HELSINKI (Reuters) – Finland’s local authorities have refused to implement strict isolation measures to stem coronavirus infections in schools despite advice from the government, with test and trace capacity already overwhelmed by the fast-spreading Omicron variant.
Finland’s minister in charge of the COVID response, Krista Kiuru, warned https://www.reuters.com/article/us-health-coronavirus-finland-long-covid-idUSKBN2JH14W on Friday that long COVID could become Finland’s largest chronic disease and that children were also at risk. [L1N2TN0X3]
She said she feared returning to school was not safe and called for local authorities to implement strict quarantines at schools in which one pupil’s COVID infection would result in quarantine for the entire exposed class.
But Taina Isosomppi, Helsinki’s chief epidemiologist, told Reuters the capital region’s municipalities were not going to follow the minister’s advice.
“It would be disproportionate to implement large-scale quarantines at schools when they have not been a high-risk environment to begin with,” Isosomppi said.
“Mandating quarantines is no longer an effective way to control the epidemic,” Isosomppi said.
For more than a year, the government’s main strategy to counter the pandemic has been to test and trace infections throughout society, but this week local authorities began to openly rebel against the measures.
“Tracing infections has lost its effectiveness due to delays in testing and in contacting the patients,” they said in a statement.
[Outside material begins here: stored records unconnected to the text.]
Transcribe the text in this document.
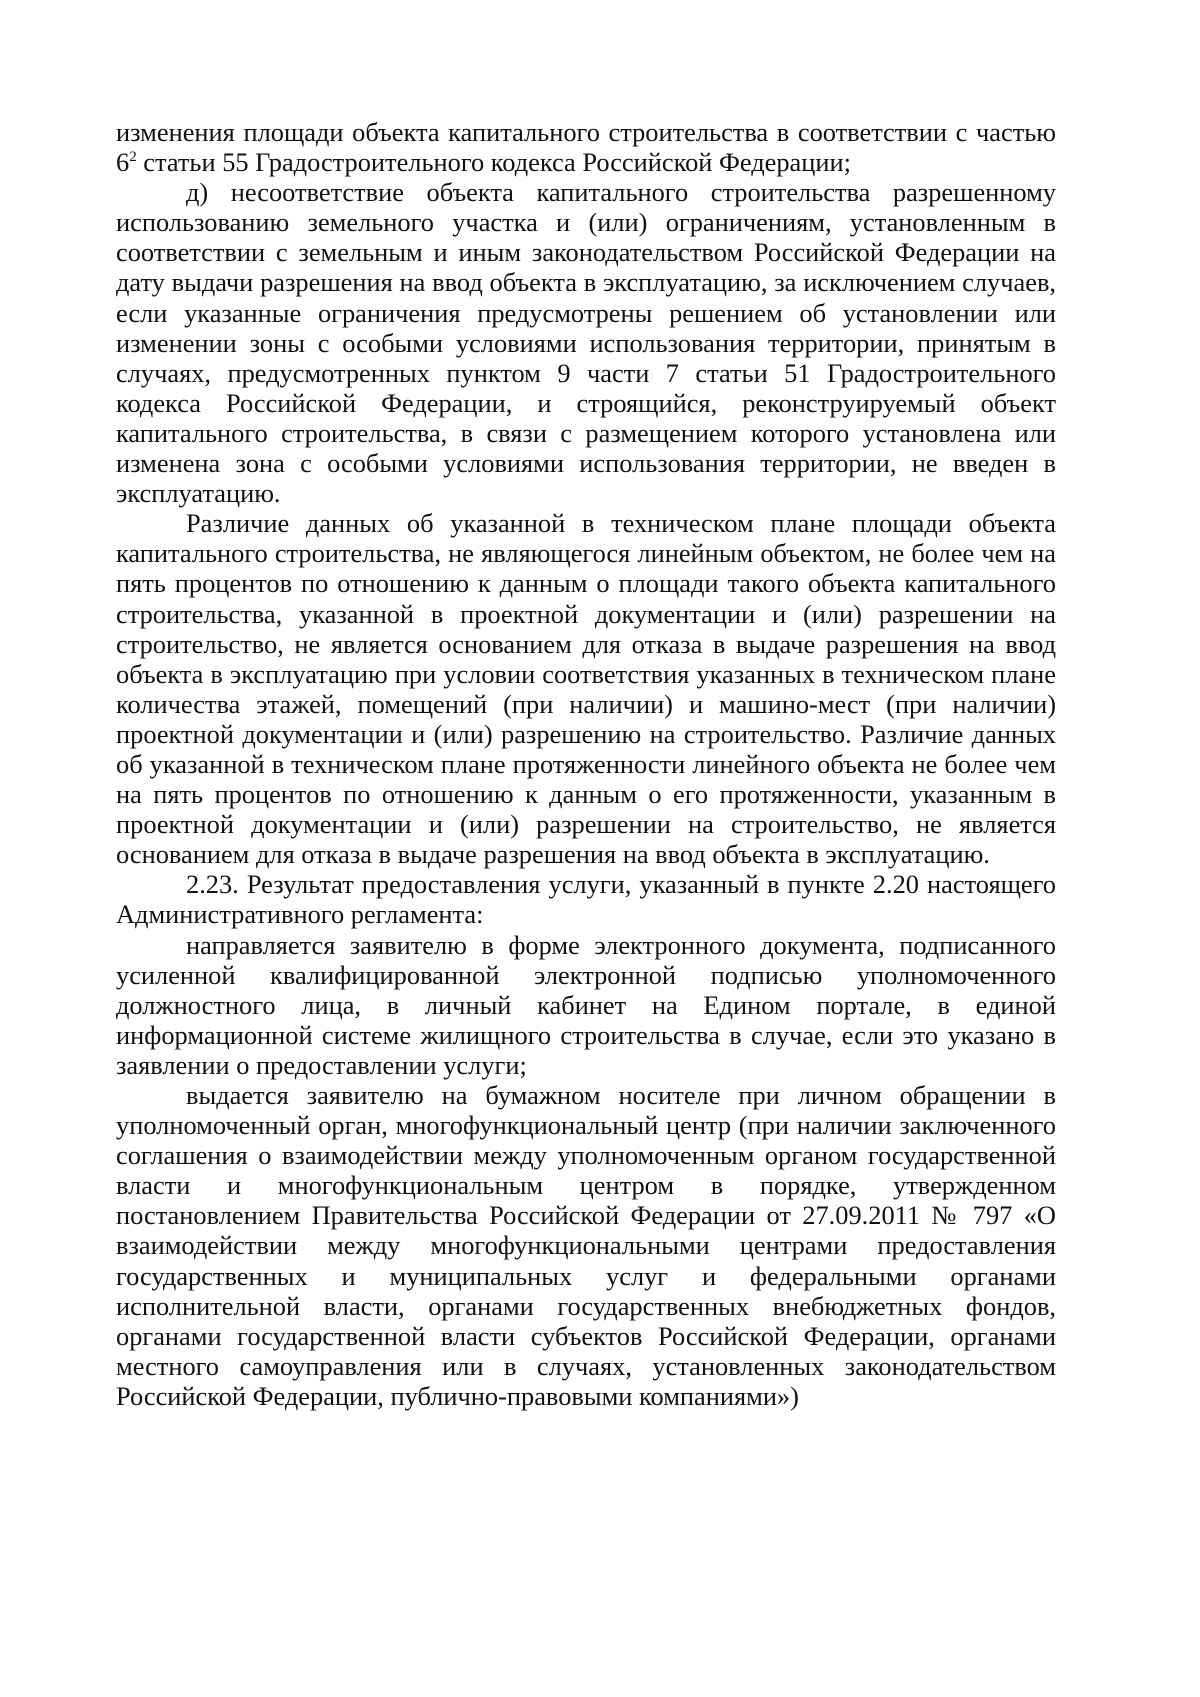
изменения площади объекта капитального строительства в соответствии с частью $6^2$ статьи 55 Градостроительного кодекса Российской Федерации;

д) несоответствие объекта капитального строительства разрешенному использованию земельного участка и (или) ограничениям, установленным в соответствии с земельным и иным законодательством Российской Федерации на дату выдачи разрешения на ввод объекта в эксплуатацию, за исключением случаев, если указанные ограничения предусмотрены решением об установлении или изменении зоны с особыми условиями использования территории, принятым в случаях, предусмотренных пунктом 9 части 7 статьи 51 Градостроительного кодекса Российской Федерации, и строящийся, реконструируемый объект капитального строительства, в связи с размещением которого установлена или изменена зона с особыми условиями использования территории, не введен в эксплуатацию.

Различие данных об указанной в техническом плане площади объекта капитального строительства, не являющегося линейным объектом, не более чем на пять процентов по отношению к данным о площади такого объекта капитального строительства, указанной в проектной документации и (или) разрешении на строительство, не является основанием для отказа в выдаче разрешения на ввод объекта в эксплуатацию при условии соответствия указанных в техническом плане количества этажей, помещений (при наличии) и машино-мест (при наличии) проектной документации и (или) разрешению на строительство. Различие данных об указанной в техническом плане протяженности линейного объекта не более чем на пять процентов по отношению к данным о его протяженности, указанным в проектной документации и (или) разрешении на строительство, не является основанием для отказа в выдаче разрешения на ввод объекта в эксплуатацию.

2.23. Результат предоставления услуги, указанный в пункте 2.20 настоящего Административного регламента:

направляется заявителю в форме электронного документа, подписанного усиленной квалифицированной электронной подписью уполномоченного должностного лица, в личный кабинет на Едином портале, в единой информационной системе жилищного строительства в случае, если это указано в заявлении о предоставлении услуги;

выдается заявителю на бумажном носителе при личном обращении в уполномоченный орган, многофункциональный центр (при наличии заключенного соглашения о взаимодействии между уполномоченным органом государственной власти и многофункциональным центром в порядке, утвержденном постановлением Правительства Российской Федерации от 27.09.2011 № 797 «О взаимодействии между многофункциональными центрами предоставления государственных и муниципальных услуг и федеральными органами исполнительной власти, органами государственных внебюджетных фондов, органами государственной власти субъектов Российской Федерации, органами местного самоуправления или в случаях, установленных законодательством Российской Федерации, публично-правовыми компаниями»)
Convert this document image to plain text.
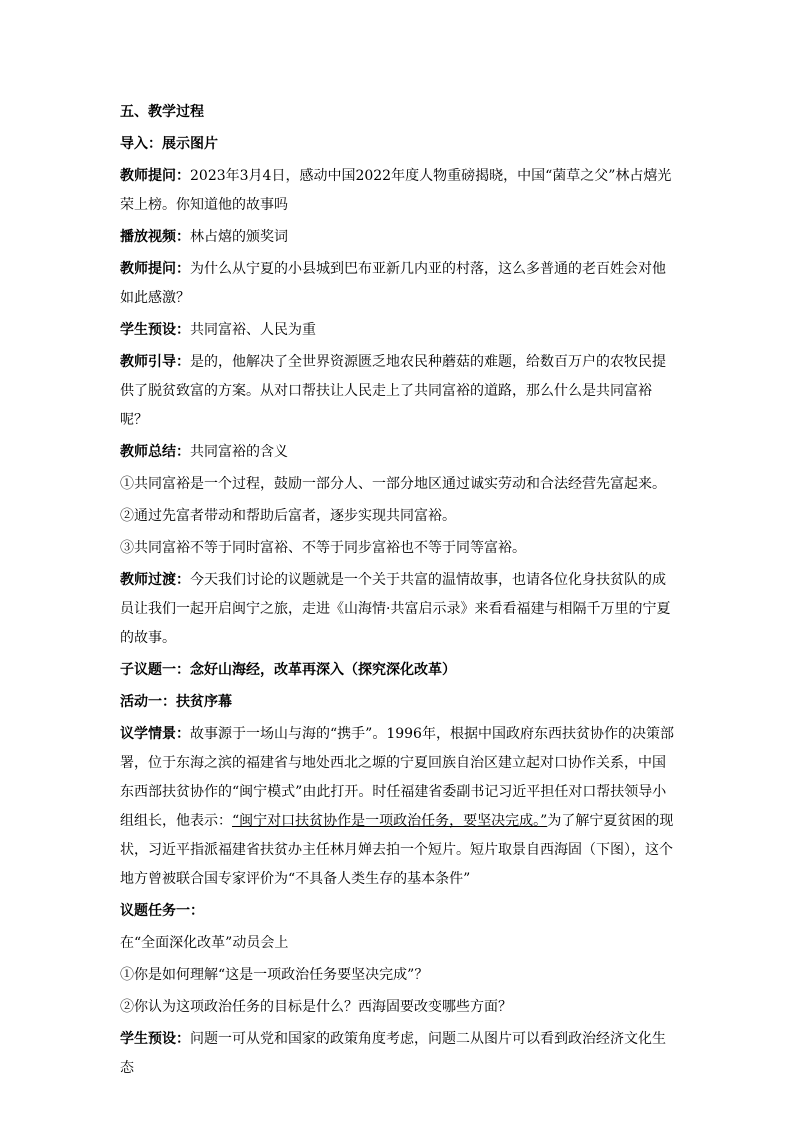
五、教学过程

导入：展示图片

教师提问：2023年3月4日，感动中国2022年度人物重磅揭晓，中国“菌草之父”林占熺光荣上榜。你知道他的故事吗

播放视频：林占熺的颁奖词

教师提问：为什么从宁夏的小县城到巴布亚新几内亚的村落，这么多普通的老百姓会对他如此感激？

学生预设：共同富裕、人民为重

教师引导：是的，他解决了全世界资源匮乏地农民种蘑菇的难题，给数百万户的农牧民提供了脱贫致富的方案。从对口帮扶让人民走上了共同富裕的道路，那么什么是共同富裕呢？

教师总结：共同富裕的含义

①共同富裕是一个过程，鼓励一部分人、一部分地区通过诚实劳动和合法经营先富起来。

②通过先富者带动和帮助后富者，逐步实现共同富裕。

③共同富裕不等于同时富裕、不等于同步富裕也不等于同等富裕。

教师过渡：今天我们讨论的议题就是一个关于共富的温情故事，也请各位化身扶贫队的成员让我们一起开启闽宁之旅，走进《山海情·共富启示录》来看看福建与相隔千万里的宁夏的故事。

子议题一：念好山海经，改革再深入（探究深化改革）

活动一：扶贫序幕

议学情景：故事源于一场山与海的“携手”。1996年，根据中国政府东西扶贫协作的决策部署，位于东海之滨的福建省与地处西北之塬的宁夏回族自治区建立起对口协作关系，中国东西部扶贫协作的“闽宁模式”由此打开。时任福建省委副书记习近平担任对口帮扶领导小组组长，他表示：“闽宁对口扶贫协作是一项政治任务，要坚决完成。”为了解宁夏贫困的现状，习近平指派福建省扶贫办主任林月婵去拍一个短片。短片取景自西海固（下图），这个地方曾被联合国专家评价为“不具备人类生存的基本条件”

议题任务一：

在“全面深化改革”动员会上

①你是如何理解“这是一项政治任务要坚决完成”？

②你认为这项政治任务的目标是什么？西海固要改变哪些方面？

学生预设：问题一可从党和国家的政策角度考虑，问题二从图片可以看到政治经济文化生态
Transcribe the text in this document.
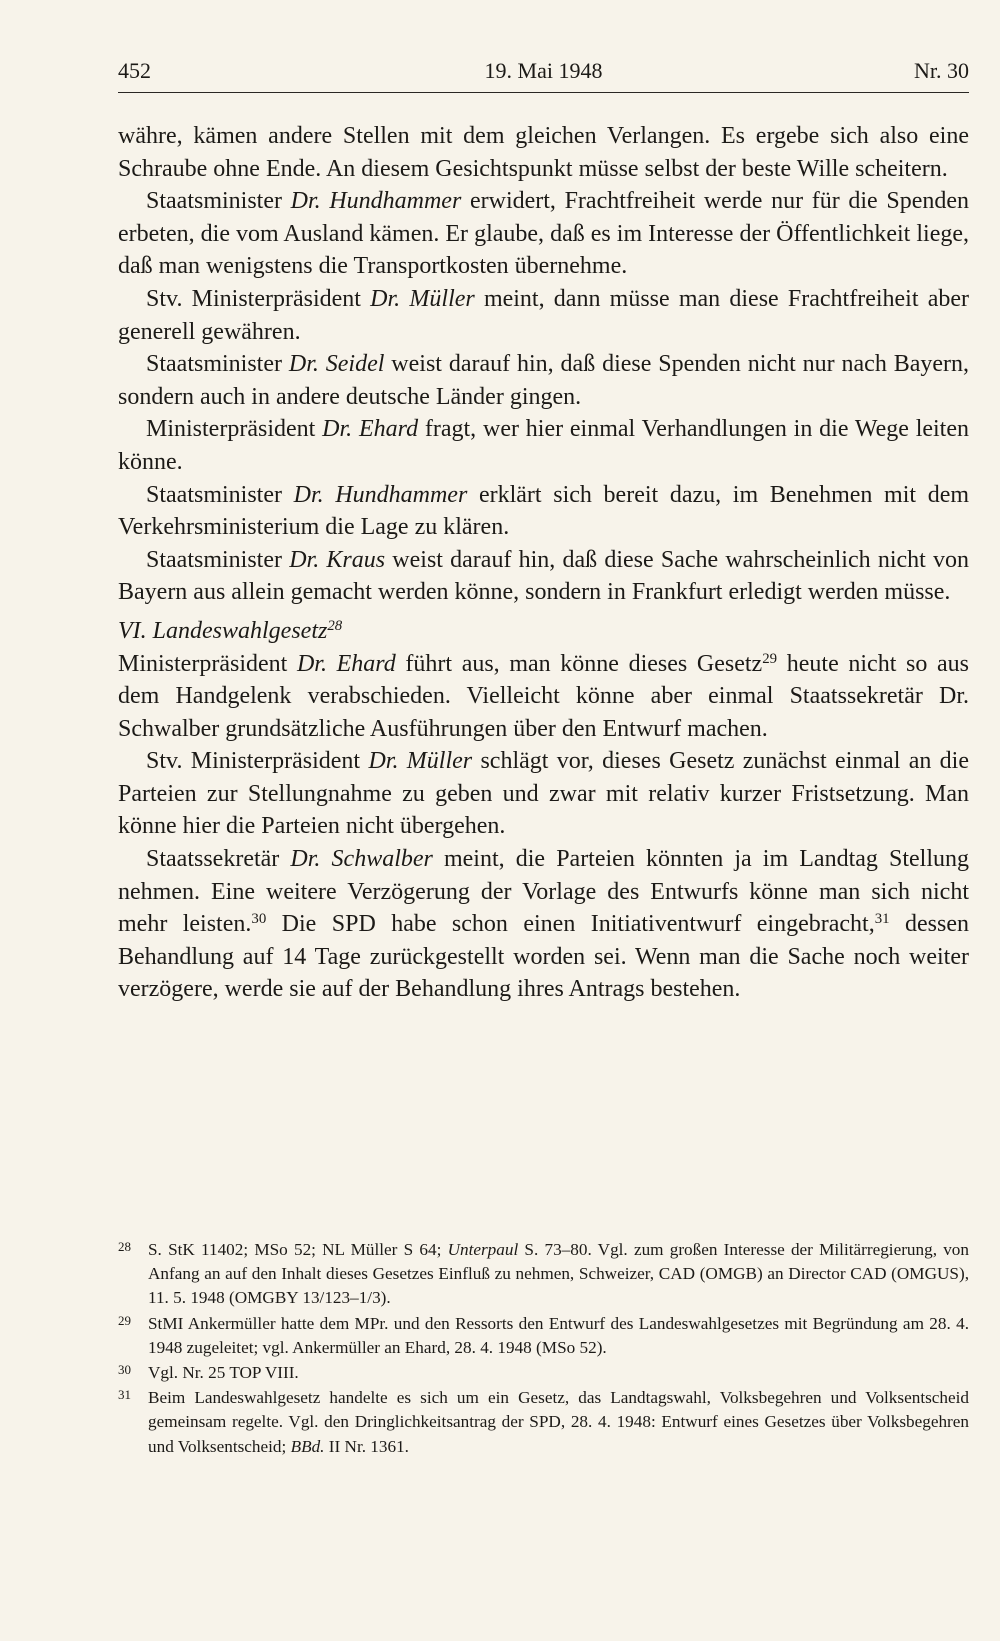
452	19. Mai 1948	Nr. 30

währe, kämen andere Stellen mit dem gleichen Verlangen. Es ergebe sich also eine Schraube ohne Ende. An diesem Gesichtspunkt müsse selbst der beste Wille scheitern.

Staatsminister Dr. Hundhammer erwidert, Frachtfreiheit werde nur für die Spenden erbeten, die vom Ausland kämen. Er glaube, daß es im Interesse der Öffentlichkeit liege, daß man wenigstens die Transportkosten übernehme.

Stv. Ministerpräsident Dr. Müller meint, dann müsse man diese Frachtfreiheit aber generell gewähren.

Staatsminister Dr. Seidel weist darauf hin, daß diese Spenden nicht nur nach Bayern, sondern auch in andere deutsche Länder gingen.

Ministerpräsident Dr. Ehard fragt, wer hier einmal Verhandlungen in die Wege leiten könne.

Staatsminister Dr. Hundhammer erklärt sich bereit dazu, im Benehmen mit dem Verkehrsministerium die Lage zu klären.

Staatsminister Dr. Kraus weist darauf hin, daß diese Sache wahrscheinlich nicht von Bayern aus allein gemacht werden könne, sondern in Frankfurt erledigt werden müsse.

VI. Landeswahlgesetz$^{28}$

Ministerpräsident Dr. Ehard führt aus, man könne dieses Gesetz$^{29}$ heute nicht so aus dem Handgelenk verabschieden. Vielleicht könne aber einmal Staatssekretär Dr. Schwalber grundsätzliche Ausführungen über den Entwurf machen.

Stv. Ministerpräsident Dr. Müller schlägt vor, dieses Gesetz zunächst einmal an die Parteien zur Stellungnahme zu geben und zwar mit relativ kurzer Fristsetzung. Man könne hier die Parteien nicht übergehen.

Staatssekretär Dr. Schwalber meint, die Parteien könnten ja im Landtag Stellung nehmen. Eine weitere Verzögerung der Vorlage des Entwurfs könne man sich nicht mehr leisten.$^{30}$ Die SPD habe schon einen Initiativentwurf eingebracht,$^{31}$ dessen Behandlung auf 14 Tage zurückgestellt worden sei. Wenn man die Sache noch weiter verzögere, werde sie auf der Behandlung ihres Antrags bestehen.

28 S. StK 11402; MSo 52; NL Müller S 64; Unterpaul S. 73–80. Vgl. zum großen Interesse der Militärregierung, von Anfang an auf den Inhalt dieses Gesetzes Einfluß zu nehmen, Schweizer, CAD (OMGB) an Director CAD (OMGUS), 11. 5. 1948 (OMGBY 13/123–1/3).
29 StMI Ankermüller hatte dem MPr. und den Ressorts den Entwurf des Landeswahlgesetzes mit Begründung am 28. 4. 1948 zugeleitet; vgl. Ankermüller an Ehard, 28. 4. 1948 (MSo 52).
30 Vgl. Nr. 25 TOP VIII.
31 Beim Landeswahlgesetz handelte es sich um ein Gesetz, das Landtagswahl, Volksbegehren und Volksentscheid gemeinsam regelte. Vgl. den Dringlichkeitsantrag der SPD, 28. 4. 1948: Entwurf eines Gesetzes über Volksbegehren und Volksentscheid; BBd. II Nr. 1361.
Helsinki and 11 other municipalities in the capital region had already said on Monday that they were giving up on mandating quarantines on infected patients in most cases, focusing their efforts only at health care units and elderly care units.
Instead, authorities recommended anyone with symptoms, including children, to remain at home on voluntary basis.
Last week, Isosomppi and nine other leading Finnish infection specialists published an open letter against a plan proposed by Kiuru’s ministry to reintroduce school closures and going back to remote learning.
Finland’s government was not immediately available for comment.